I've met every kind of boss and managing director and it's true that some have got to the top by being strong and giving staff a right good rollicking when they feel it's needed.
Often there's a certain ruthlessness when you reach the height of your profession and the person at the top needs to be able to make their voice heard.
Our most successful ever football boss, Alex Ferguson, is famous for dishing out the half-time hairdryer treatment when his stars aren't performing at the level he expects.
Gordon Ramsay has been shouting and swearing at kitchen staff for years now - he's world-renowned for it.
Although screaming and bawling is not a technique I have ever used, different people have different ways of dealing with pressure and managing and getting the best out of their staff.
So I wasn't shocked or appalled in any way when I read that Gordon Brown has been accused of losing his temper on occasions.

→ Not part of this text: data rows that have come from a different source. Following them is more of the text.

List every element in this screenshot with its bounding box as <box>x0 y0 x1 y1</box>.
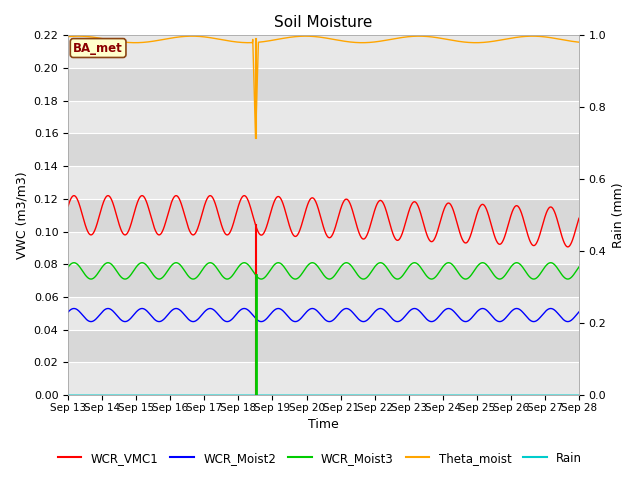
Bar <box>68 68 579 101</box>
Bar <box>68 166 579 199</box>
Title: Soil Moisture: Soil Moisture <box>275 15 372 30</box>
Bar <box>68 264 579 297</box>
Legend: WCR_VMC1, WCR_Moist2, WCR_Moist3, Theta_moist, Rain: WCR_VMC1, WCR_Moist2, WCR_Moist3, Theta_… <box>53 447 587 469</box>
Bar <box>68 133 579 166</box>
Bar <box>68 101 579 133</box>
Bar <box>68 362 579 395</box>
Y-axis label: VWC (m3/m3): VWC (m3/m3) <box>15 171 28 259</box>
Bar <box>68 232 579 264</box>
Text: BA_met: BA_met <box>73 42 123 55</box>
Bar <box>68 297 579 330</box>
Bar <box>68 36 579 68</box>
Bar <box>68 199 579 232</box>
X-axis label: Time: Time <box>308 419 339 432</box>
Bar <box>68 330 579 362</box>
Y-axis label: Rain (mm): Rain (mm) <box>612 182 625 248</box>
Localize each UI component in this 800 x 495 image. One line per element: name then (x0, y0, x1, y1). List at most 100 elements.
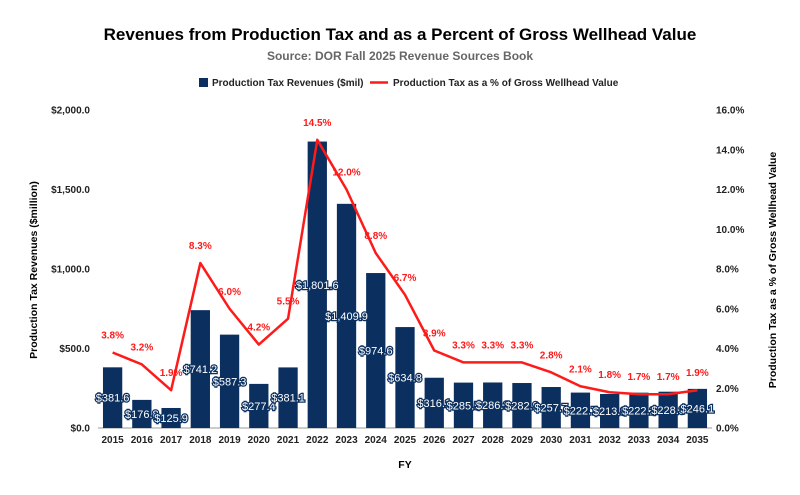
bar (278, 367, 298, 428)
bar-value-label: $222.2 (622, 405, 656, 417)
x-tick-label: 2034 (657, 435, 680, 446)
y2-tick-label: 2.0% (716, 384, 739, 395)
legend: Production Tax Revenues ($mil) Productio… (199, 78, 619, 89)
bar-value-label: $282.9 (505, 401, 539, 413)
percent-value-label: 2.8% (540, 350, 563, 361)
percent-value-label: 1.8% (598, 370, 621, 381)
bar (453, 382, 474, 428)
percent-value-label: 1.9% (160, 368, 183, 379)
chart-subtitle: Source: DOR Fall 2025 Revenue Sources Bo… (267, 49, 533, 63)
percent-value-label: 8.8% (364, 231, 387, 242)
bar-value-label: $1,409.9 (325, 311, 368, 323)
x-tick-label: 2025 (394, 435, 417, 446)
bar (132, 399, 152, 428)
bar-value-label: $381.6 (96, 393, 130, 405)
x-tick-label: 2033 (628, 435, 651, 446)
percent-value-label: 3.3% (452, 340, 475, 351)
bar-value-label: $587.3 (213, 376, 247, 388)
bar-value-label: $257.7 (534, 403, 568, 415)
y2-tick-label: 12.0% (716, 185, 744, 196)
bar (600, 394, 620, 428)
x-tick-label: 2027 (452, 435, 475, 446)
percent-value-label: 8.3% (189, 241, 212, 252)
y-tick-label: $500.0 (59, 344, 90, 355)
bar-value-label: $213.8 (593, 406, 627, 418)
percent-value-label: 3.8% (101, 330, 124, 341)
percent-value-label: 6.7% (394, 273, 417, 284)
x-tick-label: 2028 (482, 435, 505, 446)
y2-tick-label: 6.0% (716, 304, 739, 315)
x-tick-label: 2029 (511, 435, 534, 446)
percent-value-label: 5.5% (277, 297, 300, 308)
legend-line-label: Production Tax as a % of Gross Wellhead … (393, 78, 619, 89)
x-tick-label: 2016 (131, 435, 154, 446)
bar (483, 382, 503, 428)
x-tick-label: 2022 (306, 435, 329, 446)
y-tick-label: $0.0 (71, 424, 91, 435)
bar-value-label: $222.7 (564, 405, 598, 417)
y2-tick-label: 0.0% (716, 424, 739, 435)
bar-value-label: $285.5 (447, 400, 481, 412)
bar (190, 310, 210, 428)
x-tick-label: 2031 (569, 435, 592, 446)
bar-value-label: $974.6 (359, 346, 393, 358)
x-tick-label: 2026 (423, 435, 446, 446)
bar-value-label: $741.2 (184, 364, 218, 376)
y2-tick-label: 4.0% (716, 344, 739, 355)
percent-value-label: 2.1% (569, 364, 592, 375)
percent-line (112, 138, 698, 396)
bar-value-label: $176.8 (125, 409, 159, 421)
x-tick-label: 2015 (101, 435, 124, 446)
x-tick-label: 2032 (599, 435, 622, 446)
bar-value-label: $246.1 (681, 403, 715, 415)
percent-value-label: 12.0% (332, 168, 360, 179)
x-tick-label: 2023 (335, 435, 358, 446)
bar (541, 387, 561, 428)
bar-value-label: $228.3 (651, 405, 685, 417)
percent-value-label: 1.7% (628, 372, 651, 383)
bar-value-label: $381.1 (271, 393, 305, 405)
bar-value-label: $316.1 (417, 398, 451, 410)
y2-tick-label: 14.0% (716, 145, 744, 156)
bar (161, 407, 181, 428)
percent-value-label: 6.0% (218, 287, 241, 298)
chart-title: Revenues from Production Tax and as a Pe… (104, 25, 697, 44)
x-tick-label: 2018 (189, 435, 212, 446)
x-tick-label: 2024 (365, 435, 388, 446)
y2-tick-label: 8.0% (716, 265, 739, 276)
bar-value-label: $286.3 (476, 400, 510, 412)
bar (629, 392, 649, 428)
bar (512, 383, 532, 428)
x-tick-label: 2035 (686, 435, 709, 446)
bar (336, 203, 357, 428)
bar-value-label: $1,801.6 (296, 280, 339, 292)
percent-value-label: 4.2% (247, 323, 270, 334)
x-tick-label: 2017 (160, 435, 183, 446)
bar (570, 392, 591, 428)
percent-value-label: 3.2% (130, 342, 153, 353)
y2-tick-label: 10.0% (716, 225, 744, 236)
percent-value-label: 1.9% (686, 368, 709, 379)
bar (102, 367, 123, 428)
bar (687, 388, 708, 428)
bar (424, 377, 444, 428)
bar-value-label: $634.8 (388, 373, 422, 385)
percent-value-label: 3.3% (481, 340, 504, 351)
legend-bar-label: Production Tax Revenues ($mil) (212, 78, 364, 89)
y-tick-label: $1,000.0 (51, 265, 90, 276)
y-axis-label: Production Tax Revenues ($million) (28, 181, 40, 359)
y-tick-label: $1,500.0 (51, 185, 90, 196)
y-tick-label: $2,000.0 (51, 106, 90, 117)
x-tick-label: 2019 (218, 435, 241, 446)
y2-tick-label: 16.0% (716, 106, 744, 117)
x-tick-label: 2021 (277, 435, 300, 446)
bar (658, 391, 678, 428)
percent-value-label: 1.7% (657, 372, 680, 383)
x-axis-label: FY (398, 459, 411, 471)
x-tick-label: 2030 (540, 435, 563, 446)
bar (219, 334, 240, 428)
legend-bar-swatch (199, 78, 208, 87)
y2-axis-label: Production Tax as a % of Gross Wellhead … (767, 152, 779, 389)
percent-value-label: 3.3% (511, 340, 534, 351)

The Prime Minister heads up the biggest organisation in the country, he is in charge of thousands of staff and his company is answerable to over 60 million clients.
PMs don't usually get praise for the good work they do, they become the poster-boy for everything that's wrong with the country.
Gordon Brown's time as PM has been rocky to say the least.
He's had the recession, bankers' bonuses and brave troops dying in Iraq and Afghanistan.
I can't imagine that kind of pressure.
He needs everyone pulling in the same direction and employees need to know when they make mistakes.
Losing your temper is not a great management technique, but sometimes things get heated and people's passion takes over - it's rarely personal.
Commentators and opposition parties have seized upon the allegations of bullying to further undermine Gordon Brown and prevent a fourth consecutive Labour government.
If the polls are to be believed, it looks likely that the embattled PM will lose the next General Election and his short and turbulent time at the top will be underwritten by allegations he was a bully as well as a poor leader.
I don't think it's fair to add that to the man's legacy.
His decisions and performance may not be anything to shout about and I'm not a fan of bawling at your colleagues to get the job done better.
But situations get tense and everyone deals with pressure differently.
Gordon Brown's staff are supposed to be leading professionals at the top of their game, capable of handling the significant pressures that working in government brings.
But complaining to a bullying helpline when things in the country's top office get a bit heated is ridiculous.
Some of them should look in the mirror and ask themselves if they are in the right job.